Competitive gaming is going through a growth spurt in 2016.
Esports-related revenues are on pace to generate $493 million in 2016, according to a report from intelligence firm Newzoo. That’s up more than 51.7 percent from 2015, and it is also a 7 percent increase from the projection that Newzoo made to kick off 2016. Most of the growth comes from gaming publishers investing in the space as well as media rights selling off to broadcasters faster than expected. The rest of that revenue comes from event sponsorships, video advertising, and ticket sales.
Newzoo now projects that esports will drive $1.1 billion in revenues by 2019. Competing intelligence firm SuperData Research claims that esports is a $892 million market, but Newzoo does not include esports gambling in its figures, which is where most of that discrepancy comes from.
“More and more publishers are embracing esports strategically as a way to increase the longevity of their games through increased player engagement, and to boost franchise awareness among a broad audience through live competitions and tournaments,” Newzoo marketing director Emma McDonald explained in a statement. “For the latter reason, many publishers have looked to third-party organizers to help them set up tournaments around their new franchises. In total, Newzoo estimates that by the end of 2016, publishers will have spent close to $100 million to organizers to help them set up a tournaments, competitions, and leagues for their franchises.”

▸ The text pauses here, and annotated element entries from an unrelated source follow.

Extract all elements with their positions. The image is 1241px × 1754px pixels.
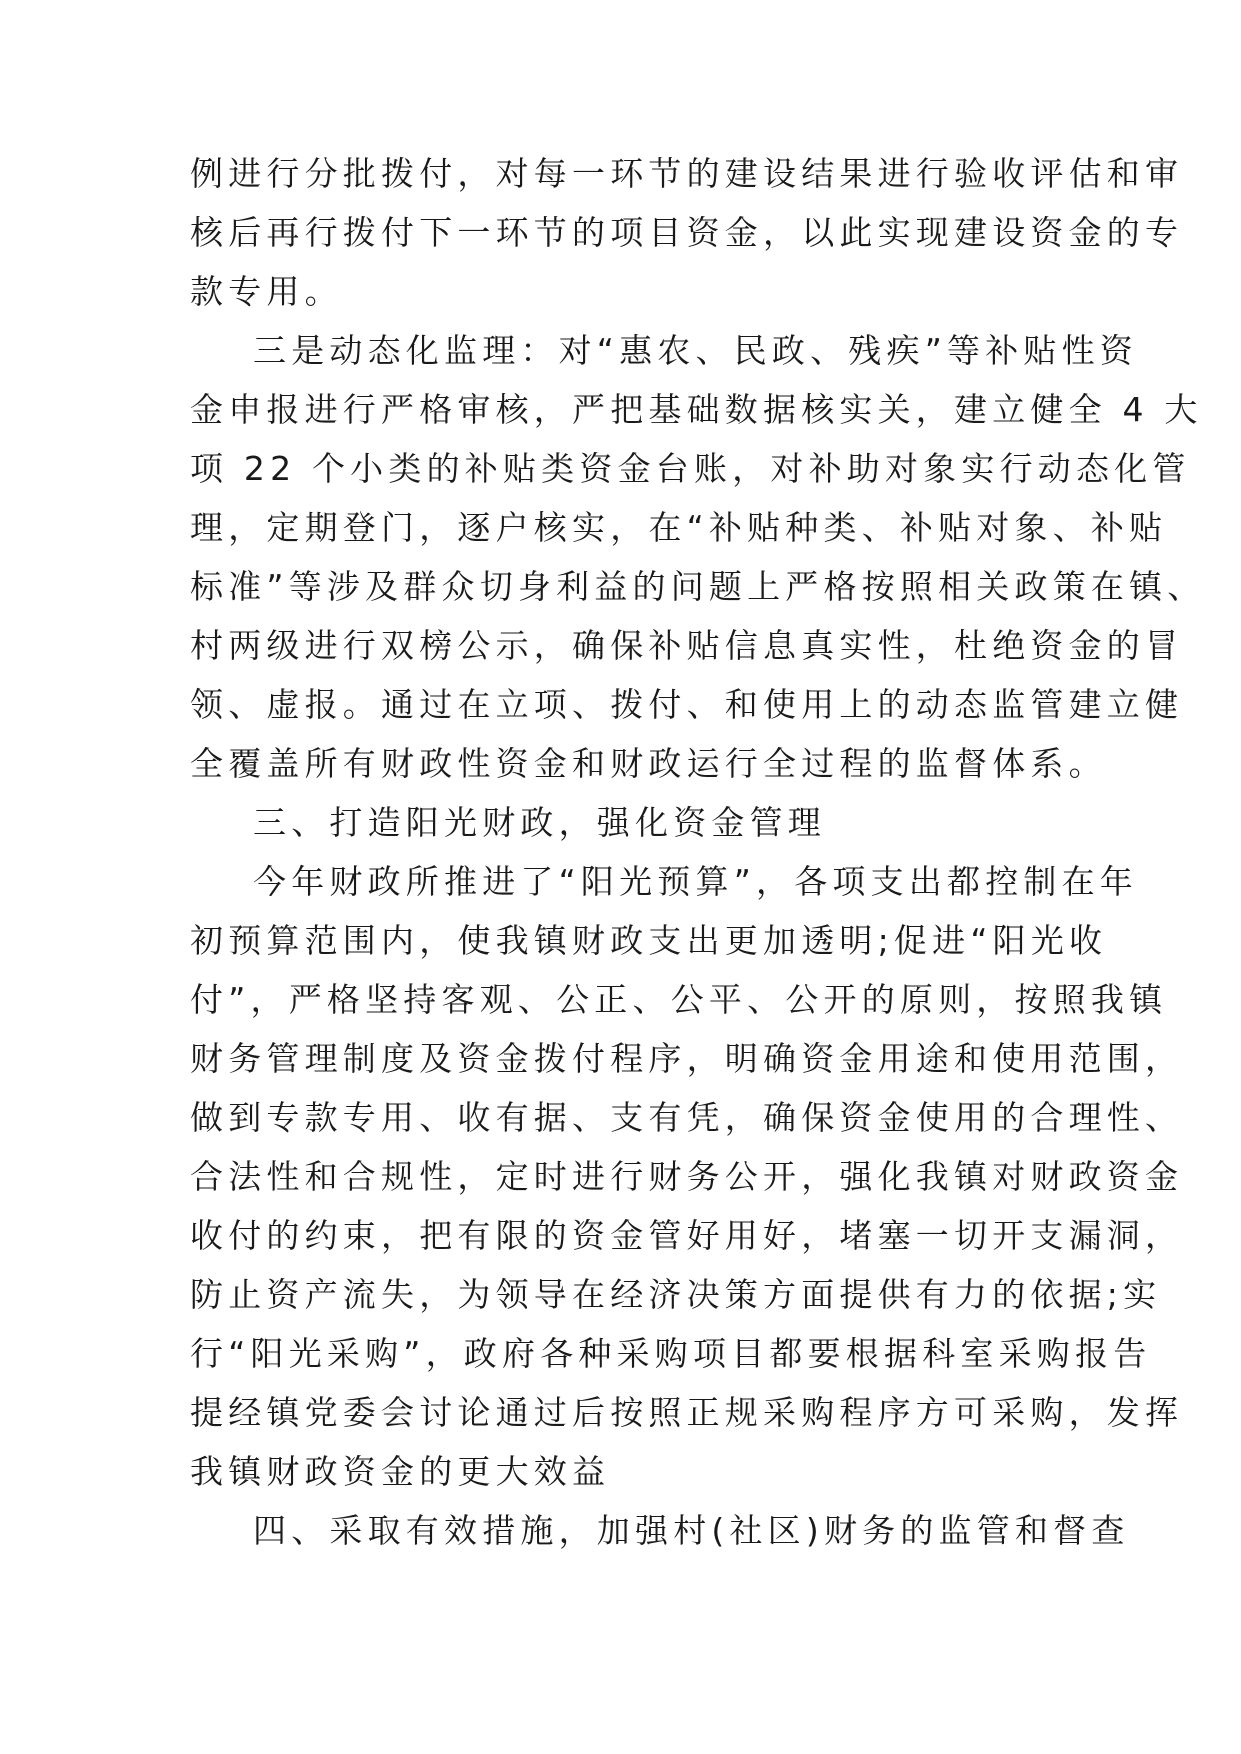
text-line: 款专用。 bbox=[190, 272, 343, 311]
text-line: 领、虚报。通过在立项、拨付、和使用上的动态监管建立健 bbox=[190, 685, 1184, 724]
text-line: 付”，严格坚持客观、公正、公平、公开的原则，按照我镇 bbox=[190, 980, 1168, 1019]
text-line: 收付的约束，把有限的资金管好用好，堵塞一切开支漏洞， bbox=[190, 1216, 1184, 1255]
text-line: 合法性和合规性，定时进行财务公开，强化我镇对财政资金 bbox=[190, 1157, 1184, 1196]
text-line: 村两级进行双榜公示，确保补贴信息真实性，杜绝资金的冒 bbox=[190, 626, 1184, 665]
text-line: 全覆盖所有财政性资金和财政运行全过程的监督体系。 bbox=[190, 744, 1107, 783]
text-line: 三是动态化监理：对“惠农、民政、残疾”等补贴性资 bbox=[253, 331, 1138, 370]
section-heading: 三、打造阳光财政，强化资金管理 bbox=[253, 803, 826, 842]
text-line: 财务管理制度及资金拨付程序，明确资金用途和使用范围， bbox=[190, 1039, 1184, 1078]
text-line: 今年财政所推进了“阳光预算”，各项支出都控制在年 bbox=[253, 862, 1138, 901]
text-line: 例进行分批拨付，对每一环节的建设结果进行验收评估和审 bbox=[190, 154, 1184, 193]
text-line: 金申报进行严格审核，严把基础数据核实关，建立健全 4 大 bbox=[190, 390, 1203, 429]
text-line: 提经镇党委会讨论通过后按照正规采购程序方可采购，发挥 bbox=[190, 1393, 1184, 1432]
text-line: 项 22 个小类的补贴类资金台账，对补助对象实行动态化管 bbox=[190, 449, 1191, 488]
text-line: 标准”等涉及群众切身利益的问题上严格按照相关政策在镇、 bbox=[190, 567, 1206, 606]
text-line: 理，定期登门，逐户核实，在“补贴种类、补贴对象、补贴 bbox=[190, 508, 1168, 547]
section-heading: 四、采取有效措施，加强村(社区)财务的监管和督查 bbox=[253, 1511, 1130, 1550]
text-line: 初预算范围内，使我镇财政支出更加透明;促进“阳光收 bbox=[190, 921, 1108, 960]
text-line: 我镇财政资金的更大效益 bbox=[190, 1452, 611, 1491]
text-line: 防止资产流失，为领导在经济决策方面提供有力的依据;实 bbox=[190, 1275, 1162, 1314]
text-line: 做到专款专用、收有据、支有凭，确保资金使用的合理性、 bbox=[190, 1098, 1184, 1137]
text-line: 核后再行拨付下一环节的项目资金，以此实现建设资金的专 bbox=[190, 213, 1184, 252]
text-line: 行“阳光采购”，政府各种采购项目都要根据科室采购报告 bbox=[190, 1334, 1152, 1373]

An example of those kinds of esports-as-marketing tournaments is Ubisoft’s Rainbow Six: Siege Pro League. The French publisher wants to keep players coming back, and it is working with event organizer ESL to put on regular seasons.
As for the media rights, that is something that is starting to shake out thanks to deals like Turner, which runs cable networks like TBS, running Counter-Strike: Global Offensive and Overwatch in its Eleague events. But those deals are a secondary or tertiary business model after increasing engagement.
“Many game publishers, however, still use esports as a marketing tool to drive the engagement of their player base, which leads to higher in-game spending,” wrote McDonald. “This is beneficial mostly to the publishers themselves.”
But the growing popularity of esports, as well as the pro teams and players, means that media rights will continue to increase in value for the foreseeable future.